Monday, May 30, 2016

I Have Always Depended On the Gullibility of Strangers

When I entered junior high school, one of the more enjoyable differences from elementary school was that we were allowed to leave the school grounds during lunch hour. And one of the main benefits of that privilege was the opportunity to visit the nearby stores, of which there was no shortage nor lack of variety: convenience stores, delis and bakeries abounded.

One day, a good friend of mine told me that we were going to go to the bakery, which was just a few minutes from the school grounds. So off we went. When we got to the bakery, he asked the lady behind the counter:

"How much is one cookie?"

Since the cookies were sold in boxes by the pound, she was not going to charge us for just one cookie, so she very generously gave us each a free cookie. If I recall correctly, my friend reacted to this gesture with a great show of surprise, as if he would never in a million years have anticipated this turn of events.

When we left with our booty, my friend and I beamed at each other, as if we had just pulled off The Great Train Robbery.

Of course, the great disadvantage of this particular business venture was that it was pretty much a one-time operation. I mean, we couldn't exactly go to the same bakery every day and ask for one cookie, could we? and there were only so many bakeries within walking distance.

About ten years later, I met someone who had a more durable system.

I was a graduate student in Manhattan, living in a dormitory. In addition to our regular course load, one of the great academic challenges we students faced was not having to eat our Sabbath meals in the student cafeteria. Not that the cafeteria food was particularly substandard  on the contrary, my memory is that it was quite serviceable  but for an out-of-town student living on campus, a home-cooked meal in an actual home with a dining room and real dishes and everything was a very welcome contrast to institutional life.

Of my two years at this school, I had to spend only a very small handful of weekends on campus, since I had found a position chanting from the Bible at a Synagogue on Saturday mornings, a position which came with hospitality at the home of one of the attendees of the Synagogue.
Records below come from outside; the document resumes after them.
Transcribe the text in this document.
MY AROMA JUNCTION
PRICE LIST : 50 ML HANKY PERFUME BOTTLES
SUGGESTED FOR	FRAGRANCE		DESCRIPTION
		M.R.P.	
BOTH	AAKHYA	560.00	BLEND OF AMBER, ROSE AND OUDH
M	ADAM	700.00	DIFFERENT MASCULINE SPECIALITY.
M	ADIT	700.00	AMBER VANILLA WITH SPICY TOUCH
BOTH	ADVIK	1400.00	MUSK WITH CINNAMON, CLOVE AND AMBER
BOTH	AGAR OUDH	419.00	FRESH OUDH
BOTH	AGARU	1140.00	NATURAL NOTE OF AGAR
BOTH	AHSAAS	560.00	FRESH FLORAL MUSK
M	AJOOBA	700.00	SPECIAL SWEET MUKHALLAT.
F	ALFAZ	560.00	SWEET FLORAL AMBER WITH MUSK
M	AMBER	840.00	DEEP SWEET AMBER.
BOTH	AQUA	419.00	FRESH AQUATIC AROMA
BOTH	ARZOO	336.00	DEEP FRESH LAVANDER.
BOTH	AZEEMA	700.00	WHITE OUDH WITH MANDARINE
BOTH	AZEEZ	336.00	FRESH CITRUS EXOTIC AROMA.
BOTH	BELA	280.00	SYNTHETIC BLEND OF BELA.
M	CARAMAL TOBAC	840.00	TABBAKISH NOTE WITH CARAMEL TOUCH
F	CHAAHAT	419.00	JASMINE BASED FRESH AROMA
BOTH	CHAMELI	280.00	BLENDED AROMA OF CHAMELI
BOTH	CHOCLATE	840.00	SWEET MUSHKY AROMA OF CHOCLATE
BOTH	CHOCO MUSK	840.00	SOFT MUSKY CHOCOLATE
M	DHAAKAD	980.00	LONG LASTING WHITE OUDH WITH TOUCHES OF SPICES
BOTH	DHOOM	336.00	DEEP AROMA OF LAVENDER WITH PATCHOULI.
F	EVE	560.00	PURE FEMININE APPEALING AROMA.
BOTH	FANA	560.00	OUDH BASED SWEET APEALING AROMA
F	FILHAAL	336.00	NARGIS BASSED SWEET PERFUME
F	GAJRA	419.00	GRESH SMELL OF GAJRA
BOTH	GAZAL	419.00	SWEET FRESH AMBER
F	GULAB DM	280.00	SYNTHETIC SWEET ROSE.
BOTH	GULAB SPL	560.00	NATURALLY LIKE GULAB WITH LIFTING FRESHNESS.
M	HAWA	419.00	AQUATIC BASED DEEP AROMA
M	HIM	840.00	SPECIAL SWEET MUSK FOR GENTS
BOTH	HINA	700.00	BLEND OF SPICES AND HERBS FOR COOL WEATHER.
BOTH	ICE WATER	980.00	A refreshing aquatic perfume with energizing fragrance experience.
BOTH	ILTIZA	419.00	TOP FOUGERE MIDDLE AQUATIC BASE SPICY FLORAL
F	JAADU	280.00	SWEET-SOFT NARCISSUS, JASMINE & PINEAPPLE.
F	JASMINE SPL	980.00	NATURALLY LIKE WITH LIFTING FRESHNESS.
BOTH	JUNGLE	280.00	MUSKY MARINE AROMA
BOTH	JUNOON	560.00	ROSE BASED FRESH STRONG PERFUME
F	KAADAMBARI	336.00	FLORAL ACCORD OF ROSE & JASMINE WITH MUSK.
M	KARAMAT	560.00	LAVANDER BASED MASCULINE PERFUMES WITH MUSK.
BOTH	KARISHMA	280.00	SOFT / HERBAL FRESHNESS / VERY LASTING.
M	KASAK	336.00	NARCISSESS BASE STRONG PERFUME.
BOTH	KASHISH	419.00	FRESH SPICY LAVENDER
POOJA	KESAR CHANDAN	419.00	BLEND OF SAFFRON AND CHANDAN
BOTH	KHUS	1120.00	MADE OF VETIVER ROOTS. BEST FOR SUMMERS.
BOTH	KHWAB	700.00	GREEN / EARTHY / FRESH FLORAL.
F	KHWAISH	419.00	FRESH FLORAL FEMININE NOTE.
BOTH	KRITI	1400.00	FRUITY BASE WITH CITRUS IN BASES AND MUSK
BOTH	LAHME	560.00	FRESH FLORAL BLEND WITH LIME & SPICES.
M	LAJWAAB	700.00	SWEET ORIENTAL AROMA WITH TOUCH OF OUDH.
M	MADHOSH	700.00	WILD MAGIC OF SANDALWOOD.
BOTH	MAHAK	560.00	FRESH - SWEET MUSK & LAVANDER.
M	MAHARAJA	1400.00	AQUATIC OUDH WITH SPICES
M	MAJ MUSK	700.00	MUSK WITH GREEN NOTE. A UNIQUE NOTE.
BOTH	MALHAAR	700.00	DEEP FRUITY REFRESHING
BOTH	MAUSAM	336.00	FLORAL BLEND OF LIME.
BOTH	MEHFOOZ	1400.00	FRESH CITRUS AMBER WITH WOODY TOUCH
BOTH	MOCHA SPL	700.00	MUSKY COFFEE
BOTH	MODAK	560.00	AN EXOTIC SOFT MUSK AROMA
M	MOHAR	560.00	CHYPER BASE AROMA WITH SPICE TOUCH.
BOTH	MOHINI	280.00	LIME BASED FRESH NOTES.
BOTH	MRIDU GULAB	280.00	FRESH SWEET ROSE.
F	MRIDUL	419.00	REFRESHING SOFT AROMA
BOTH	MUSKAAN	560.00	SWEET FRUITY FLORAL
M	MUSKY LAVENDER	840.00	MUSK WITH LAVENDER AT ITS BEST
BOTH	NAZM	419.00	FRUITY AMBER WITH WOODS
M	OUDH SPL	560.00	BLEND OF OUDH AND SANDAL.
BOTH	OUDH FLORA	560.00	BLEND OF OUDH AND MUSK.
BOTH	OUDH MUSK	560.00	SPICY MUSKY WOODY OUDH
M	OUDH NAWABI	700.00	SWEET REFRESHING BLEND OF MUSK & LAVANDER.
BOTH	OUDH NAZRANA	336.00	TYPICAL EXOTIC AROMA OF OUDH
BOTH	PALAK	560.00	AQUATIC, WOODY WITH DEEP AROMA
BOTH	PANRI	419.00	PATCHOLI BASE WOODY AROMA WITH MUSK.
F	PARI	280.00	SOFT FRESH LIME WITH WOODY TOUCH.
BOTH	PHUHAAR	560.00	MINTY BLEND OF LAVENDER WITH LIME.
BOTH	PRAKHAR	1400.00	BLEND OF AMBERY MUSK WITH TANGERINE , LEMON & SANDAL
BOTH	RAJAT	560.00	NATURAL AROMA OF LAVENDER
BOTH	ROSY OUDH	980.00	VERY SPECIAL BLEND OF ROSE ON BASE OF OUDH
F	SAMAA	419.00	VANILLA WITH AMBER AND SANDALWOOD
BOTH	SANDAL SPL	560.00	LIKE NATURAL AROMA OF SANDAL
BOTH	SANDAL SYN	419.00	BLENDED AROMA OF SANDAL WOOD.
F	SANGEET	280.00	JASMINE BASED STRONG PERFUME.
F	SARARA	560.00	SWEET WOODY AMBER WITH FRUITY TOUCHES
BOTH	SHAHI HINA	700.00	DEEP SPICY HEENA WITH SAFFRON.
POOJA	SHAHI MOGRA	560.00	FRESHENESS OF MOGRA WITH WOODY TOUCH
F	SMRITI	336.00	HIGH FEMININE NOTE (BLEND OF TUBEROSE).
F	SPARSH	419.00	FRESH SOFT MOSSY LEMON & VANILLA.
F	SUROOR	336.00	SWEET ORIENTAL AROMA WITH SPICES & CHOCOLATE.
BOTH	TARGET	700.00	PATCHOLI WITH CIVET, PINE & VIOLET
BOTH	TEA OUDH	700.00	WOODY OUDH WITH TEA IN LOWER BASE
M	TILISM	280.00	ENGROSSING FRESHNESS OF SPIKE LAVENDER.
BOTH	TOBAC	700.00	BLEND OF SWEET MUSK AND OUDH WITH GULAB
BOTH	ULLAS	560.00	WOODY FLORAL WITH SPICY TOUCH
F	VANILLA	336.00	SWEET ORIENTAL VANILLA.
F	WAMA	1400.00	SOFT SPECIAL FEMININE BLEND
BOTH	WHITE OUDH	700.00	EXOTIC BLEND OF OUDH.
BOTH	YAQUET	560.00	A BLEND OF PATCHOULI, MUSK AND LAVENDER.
But I once met a fellow student who was not fortunate enough to have such an arrangement. He shared with me his solution to the weekly dietary dilemma: on Friday mornings, he would go to one of the local supermarkets, and proceed to the poultry section. He would pick up a whole chicken. And then, like a cheetah, he would survey the scene for his prey. Ah! he has sniffed her out with his keen radar (and the winner of this year's most egregious mixed metaphor goes to...): a kindly-looking Jewish woman!

"Excuse me?"

"Yes?"

"Um, how do you make chicken?"

"What? You've never made chicken? So you are alone and you have no place for the Shabbat meal tonight? Why, that's just awful! Of course you will come and eat with us. Our address is..."

The title of this post pays homage to Tennessee Williams' Blanche DuBois, with whom my crafty friend must have felt a keen affinity. Although I must say that P. T. Barnum's adage about certain types who enter this world every sixty seconds may have often sprung to his mind as well.